What Is a Confusion Matrix?

A confusion matrix is a table that summarises the performance of a classification model by comparing actual labels against predicted labels. For binary classification, it contains four values: True Positives (TP), True Negatives (TN), False Positives (FP), and False Negatives (FN).

From these four numbers you can derive every standard classification metric — accuracy, precision, recall, F1 score, specificity, MCC, and more — giving you a complete picture of how well a model performs across both positive and negative classes.

Confusion Matrix Layout

                  Predicted Positive    Predicted Negative
Actual Positive        TP (True+)            FN (False-)
Actual Negative        FP (False+)           TN (True-)

TP = Correctly predicted positive
TN = Correctly predicted negative
FP = Incorrectly predicted positive (Type I error)
FN = Incorrectly predicted negative (Type II error)

All Metric Formulas

Accuracy          = (TP + TN) / (TP + FP + FN + TN)
Precision         = TP / (TP + FP)
Recall            = TP / (TP + FN)
Specificity       = TN / (TN + FP)
F1 Score          = 2 × (Precision × Recall) / (Precision + Recall)
False Positive Rate (FPR) = FP / (FP + TN)
False Negative Rate (FNR) = FN / (FN + TP)
NPV               = TN / (TN + FN)
Balanced Accuracy = (Recall + Specificity) / 2
MCC               = (TP×TN − FP×FN) / √((TP+FP)(TP+FN)(TN+FP)(TN+FN))

Example: TP=90, TN=80, FP=10, FN=20
  Accuracy   = (90 + 80) / 200 = 85.00%
  Precision  = 90 / 100        = 90.00%
  Recall     = 90 / 110        = 81.82%
  F1 Score   = 2×(0.90×0.818)/(0.90+0.818) = 85.71%

Metric Reference Guide

MetricFormulaBest For
Accuracy(TP+TN)/TotalBalanced datasets
PrecisionTP/(TP+FP)When FP is costly (e.g. spam)
RecallTP/(TP+FN)When FN is costly (e.g. medical)
SpecificityTN/(TN+FP)Negative class performance
F1 Score2×P×R/(P+R)Imbalanced datasets
FPRFP/(FP+TN)ROC curve analysis
FNRFN/(FN+TP)Miss rate analysis
NPVTN/(TN+FN)Negative prediction reliability
Balanced Accuracy(Recall+Specificity)/2Class-imbalanced evaluation
MCC(TP×TN−FP×FN)/√(…)Overall quality (−1 to +1)

When to Use Each Metric

Use Accuracy when…

Your dataset is balanced (roughly equal class sizes) and all misclassification types carry equal cost.

Use Precision when…

False positives are expensive.
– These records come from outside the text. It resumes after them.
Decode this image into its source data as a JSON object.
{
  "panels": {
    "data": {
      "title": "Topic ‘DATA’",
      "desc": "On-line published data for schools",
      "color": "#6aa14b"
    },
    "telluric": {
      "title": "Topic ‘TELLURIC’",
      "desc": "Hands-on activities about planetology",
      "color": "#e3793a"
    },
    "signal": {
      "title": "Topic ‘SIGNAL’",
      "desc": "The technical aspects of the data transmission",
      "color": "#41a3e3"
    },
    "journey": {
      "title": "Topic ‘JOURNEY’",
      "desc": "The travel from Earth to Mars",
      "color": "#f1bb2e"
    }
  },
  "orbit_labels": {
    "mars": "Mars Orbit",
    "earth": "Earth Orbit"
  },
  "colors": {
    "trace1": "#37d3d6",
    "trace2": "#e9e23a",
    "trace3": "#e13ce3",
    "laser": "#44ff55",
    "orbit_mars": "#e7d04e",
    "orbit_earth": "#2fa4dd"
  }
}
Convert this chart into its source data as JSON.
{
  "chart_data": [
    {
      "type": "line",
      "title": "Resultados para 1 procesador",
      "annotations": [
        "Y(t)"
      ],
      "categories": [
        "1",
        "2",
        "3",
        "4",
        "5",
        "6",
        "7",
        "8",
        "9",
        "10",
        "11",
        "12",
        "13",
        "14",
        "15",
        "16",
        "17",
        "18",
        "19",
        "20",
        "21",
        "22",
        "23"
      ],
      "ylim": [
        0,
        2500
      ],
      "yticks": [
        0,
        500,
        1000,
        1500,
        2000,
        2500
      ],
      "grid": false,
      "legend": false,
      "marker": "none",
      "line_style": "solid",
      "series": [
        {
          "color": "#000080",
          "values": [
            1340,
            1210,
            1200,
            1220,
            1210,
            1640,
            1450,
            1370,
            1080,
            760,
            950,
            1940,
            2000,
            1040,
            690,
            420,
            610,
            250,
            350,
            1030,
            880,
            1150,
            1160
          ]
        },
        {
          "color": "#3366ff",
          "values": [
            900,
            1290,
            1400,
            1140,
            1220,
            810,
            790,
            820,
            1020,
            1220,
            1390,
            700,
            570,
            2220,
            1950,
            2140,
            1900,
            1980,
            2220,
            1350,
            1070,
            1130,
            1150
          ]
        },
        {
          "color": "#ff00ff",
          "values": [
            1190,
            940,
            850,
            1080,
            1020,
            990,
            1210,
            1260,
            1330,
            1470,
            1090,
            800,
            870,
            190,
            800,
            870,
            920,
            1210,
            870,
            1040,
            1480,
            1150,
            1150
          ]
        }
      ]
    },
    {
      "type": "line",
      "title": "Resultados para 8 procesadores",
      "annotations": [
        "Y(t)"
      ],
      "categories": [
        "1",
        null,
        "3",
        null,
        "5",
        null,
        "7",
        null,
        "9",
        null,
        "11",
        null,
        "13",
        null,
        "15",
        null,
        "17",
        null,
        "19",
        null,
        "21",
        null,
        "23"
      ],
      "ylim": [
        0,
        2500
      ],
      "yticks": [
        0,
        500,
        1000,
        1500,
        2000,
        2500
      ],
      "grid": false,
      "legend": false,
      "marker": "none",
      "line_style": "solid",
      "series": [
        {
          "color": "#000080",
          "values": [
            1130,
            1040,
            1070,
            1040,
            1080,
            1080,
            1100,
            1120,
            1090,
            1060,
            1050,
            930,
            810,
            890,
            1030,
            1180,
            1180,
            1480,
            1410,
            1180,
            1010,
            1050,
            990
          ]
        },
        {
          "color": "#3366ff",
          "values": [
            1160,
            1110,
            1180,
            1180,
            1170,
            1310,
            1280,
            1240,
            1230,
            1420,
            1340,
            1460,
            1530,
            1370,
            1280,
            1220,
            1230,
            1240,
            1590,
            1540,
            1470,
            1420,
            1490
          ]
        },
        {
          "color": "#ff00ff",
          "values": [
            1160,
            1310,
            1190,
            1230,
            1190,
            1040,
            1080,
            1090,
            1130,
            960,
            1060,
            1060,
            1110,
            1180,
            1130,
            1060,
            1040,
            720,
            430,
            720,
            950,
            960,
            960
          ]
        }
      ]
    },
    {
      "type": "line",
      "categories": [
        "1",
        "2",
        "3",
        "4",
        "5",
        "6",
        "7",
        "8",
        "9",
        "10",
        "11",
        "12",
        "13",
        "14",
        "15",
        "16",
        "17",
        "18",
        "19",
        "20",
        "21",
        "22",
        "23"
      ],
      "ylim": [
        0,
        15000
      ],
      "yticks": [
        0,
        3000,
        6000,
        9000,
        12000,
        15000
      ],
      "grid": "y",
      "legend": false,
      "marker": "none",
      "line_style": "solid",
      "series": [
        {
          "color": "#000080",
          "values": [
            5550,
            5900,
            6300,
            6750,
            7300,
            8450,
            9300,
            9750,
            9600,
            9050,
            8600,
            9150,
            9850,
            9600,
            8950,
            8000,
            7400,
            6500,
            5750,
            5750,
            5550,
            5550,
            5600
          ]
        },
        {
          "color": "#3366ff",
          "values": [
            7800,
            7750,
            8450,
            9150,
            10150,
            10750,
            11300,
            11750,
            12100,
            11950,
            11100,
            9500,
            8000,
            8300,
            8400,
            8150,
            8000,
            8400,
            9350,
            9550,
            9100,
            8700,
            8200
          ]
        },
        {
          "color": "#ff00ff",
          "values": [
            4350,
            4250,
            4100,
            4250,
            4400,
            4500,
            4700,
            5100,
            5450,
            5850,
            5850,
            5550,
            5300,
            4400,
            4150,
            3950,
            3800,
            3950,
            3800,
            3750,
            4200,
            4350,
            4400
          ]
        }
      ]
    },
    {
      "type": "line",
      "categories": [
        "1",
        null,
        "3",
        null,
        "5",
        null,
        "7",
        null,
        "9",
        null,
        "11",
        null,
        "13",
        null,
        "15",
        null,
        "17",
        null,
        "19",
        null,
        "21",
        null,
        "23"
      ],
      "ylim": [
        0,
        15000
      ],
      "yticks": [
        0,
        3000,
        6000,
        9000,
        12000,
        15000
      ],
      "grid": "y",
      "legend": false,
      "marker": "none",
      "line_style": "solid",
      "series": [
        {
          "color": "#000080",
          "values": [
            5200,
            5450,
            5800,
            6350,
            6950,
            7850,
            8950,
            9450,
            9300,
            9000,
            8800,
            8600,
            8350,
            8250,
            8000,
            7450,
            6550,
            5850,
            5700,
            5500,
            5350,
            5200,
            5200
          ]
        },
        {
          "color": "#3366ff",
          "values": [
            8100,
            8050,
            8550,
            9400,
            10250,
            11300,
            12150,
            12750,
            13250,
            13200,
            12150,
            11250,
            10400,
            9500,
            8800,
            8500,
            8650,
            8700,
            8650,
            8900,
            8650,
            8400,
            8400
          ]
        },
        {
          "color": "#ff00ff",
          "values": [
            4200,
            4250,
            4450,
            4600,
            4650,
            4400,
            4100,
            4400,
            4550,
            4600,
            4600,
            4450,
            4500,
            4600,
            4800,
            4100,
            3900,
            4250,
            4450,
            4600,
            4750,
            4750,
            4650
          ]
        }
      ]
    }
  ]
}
In spam detection, flagging a legitimate email as spam (FP) damages user trust more than missing a spam email.

Use Recall when…

False negatives are dangerous. In cancer screening, missing a true positive (FN) has far greater consequences than a false alarm.

Use F1 Score when…

Your dataset is imbalanced and you need a single metric that balances precision and recall equally.

Use MCC when…

You want a single comprehensive metric that accounts for all four quadrants of the confusion matrix, especially for heavily imbalanced datasets.

Frequently Asked Questions

What does a confusion matrix tell you?

It breaks down all prediction outcomes into four categories — TP, TN, FP, FN — letting you see exactly where your model succeeds and where it fails. From these you can calculate every classification metric without needing the raw predictions.

What is a good accuracy for a classification model?

It depends heavily on the dataset. For balanced datasets, 90%+ is typically good. For heavily imbalanced datasets, accuracy can be misleading — a model predicting the majority class 100% of the time could score 99% accuracy while being completely useless.

What is the difference between sensitivity and specificity?

Sensitivity (recall) measures how well the model finds actual positives. Specificity measures how well it correctly identifies actual negatives. A good diagnostic test aims for high values of both.

Why is MCC considered a better metric than F1?

MCC (Matthews Correlation Coefficient) uses all four values of the confusion matrix and is not inflated by class imbalance. F1 ignores true negatives entirely. For datasets where TN is large (common in fraud detection), MCC gives a more balanced assessment.

Can I upload predictions directly?

Yes. Use the CSV Upload mode and provide a two-column CSV with columns 'actual' and 'predicted'. The calculator parses binary values (1/0) or string labels (positive/negative, yes/no) and builds the confusion matrix automatically.